La memoria dell’appuntato Lorusso vive oggi nella testimonianza dei suoi cari e nel ricordo collettivo di una città che non lo ha dimenticato, collocando una lapide sul luogo dell'omicidio, intitolandogli una via cittadina, piantando un albero a lui dedicato con una targa commemorativa all'interno del Giardino della Memoria e raffigurandolo in un mosaico fotografico affisso nella facciata principale del Tribunale. Nel 2017, a Lorusso è stata inoltre intitolata la casa circondariale di Palermo Pagliarelli. Dall’altro lato d’Italia, a Genova, la memoria di Antonio Lorusso e a Pietro Scaglione è diventata impegno concreto nella lotta alla cultura mafiosa del Presidio di Libera a loro dedicato. 

La mattina di quel 5 maggio mio padre, come faceva di solito, accompagnò mio fratello a scuola, quel giorno impegnato nella sua prima gita scolastica, per poi recarsi in servizio. Mia madre era a casa e mentre mi dava da mangiare, apprese da sola della terribile notizia dalla radio ascoltando il Gazzettino; emise un terribile grido. Passati diversi anni e io diventato grande, un condomino parlandomi di mio padre e di quanto accaduto mi disse "ricordando quel terribile giorno, sento ancora tremare il palazzo per quelle grida di tua madre”. Da quell'urlo è cambiata la vita della nostra famiglia. Mio padre era un fedele servitore dello Stato, un uomo semplice che ha sempre indossato una divisa e per fare il suo dovere ha pagato con la vita un debito mai contratto aprendo, purtroppo, la tragica lista degli uomini di scorta assassinati insieme a coloro che difendevano. A noi familiari, invece, è toccato convivere con sentimenti di angoscia, rabbia, sconforto e anche tanto altro e in più, almeno nel nostro caso, all'amarezza legata alla circostanza che nessun colpevole ha mai pagato per questo omicidio.

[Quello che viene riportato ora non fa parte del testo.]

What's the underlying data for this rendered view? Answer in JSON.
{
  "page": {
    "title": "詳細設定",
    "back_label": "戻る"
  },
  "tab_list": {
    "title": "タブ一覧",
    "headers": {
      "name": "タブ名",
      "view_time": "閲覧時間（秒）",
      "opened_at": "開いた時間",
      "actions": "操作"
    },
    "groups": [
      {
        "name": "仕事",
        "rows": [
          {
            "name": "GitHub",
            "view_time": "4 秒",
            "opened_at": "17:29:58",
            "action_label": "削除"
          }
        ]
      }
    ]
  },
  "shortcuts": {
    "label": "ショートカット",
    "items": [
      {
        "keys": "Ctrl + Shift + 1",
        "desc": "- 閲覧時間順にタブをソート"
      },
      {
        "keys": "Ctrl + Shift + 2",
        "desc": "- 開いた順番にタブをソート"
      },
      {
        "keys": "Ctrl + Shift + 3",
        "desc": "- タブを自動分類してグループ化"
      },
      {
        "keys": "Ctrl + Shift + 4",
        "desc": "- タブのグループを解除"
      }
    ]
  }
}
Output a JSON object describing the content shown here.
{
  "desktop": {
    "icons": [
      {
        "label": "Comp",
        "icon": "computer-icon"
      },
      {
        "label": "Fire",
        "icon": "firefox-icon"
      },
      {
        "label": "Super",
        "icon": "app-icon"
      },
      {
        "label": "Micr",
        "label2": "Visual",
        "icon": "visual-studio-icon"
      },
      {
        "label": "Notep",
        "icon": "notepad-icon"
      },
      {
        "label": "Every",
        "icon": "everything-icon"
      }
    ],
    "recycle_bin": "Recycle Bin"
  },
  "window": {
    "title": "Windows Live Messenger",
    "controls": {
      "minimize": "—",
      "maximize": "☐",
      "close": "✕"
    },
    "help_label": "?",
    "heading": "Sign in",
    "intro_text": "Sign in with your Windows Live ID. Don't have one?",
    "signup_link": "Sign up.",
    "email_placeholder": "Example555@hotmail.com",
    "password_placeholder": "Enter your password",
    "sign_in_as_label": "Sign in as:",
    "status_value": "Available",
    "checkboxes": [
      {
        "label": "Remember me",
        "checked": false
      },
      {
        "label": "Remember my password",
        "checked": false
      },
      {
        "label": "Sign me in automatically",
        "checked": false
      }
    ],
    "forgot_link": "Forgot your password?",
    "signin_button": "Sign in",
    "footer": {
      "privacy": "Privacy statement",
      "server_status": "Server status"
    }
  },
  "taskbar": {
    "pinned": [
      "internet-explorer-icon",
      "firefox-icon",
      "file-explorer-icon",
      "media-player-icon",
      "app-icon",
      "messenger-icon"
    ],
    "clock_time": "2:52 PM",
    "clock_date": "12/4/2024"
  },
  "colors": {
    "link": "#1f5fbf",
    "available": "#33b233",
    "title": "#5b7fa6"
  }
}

Non è facile raccontare e far comprendere come realmente si è affrontata la vita dopo quanto accaduto, le difficoltà riscontrate, la solitudine che si avvertiva nonostante tanta gente ti potesse stare attorno e, sebbene tutti questi anni ormai trascorsi, ancora oggi poco è cambiato e potrà cambiare perché una ferita del genere non potrà mai rimarginarsi.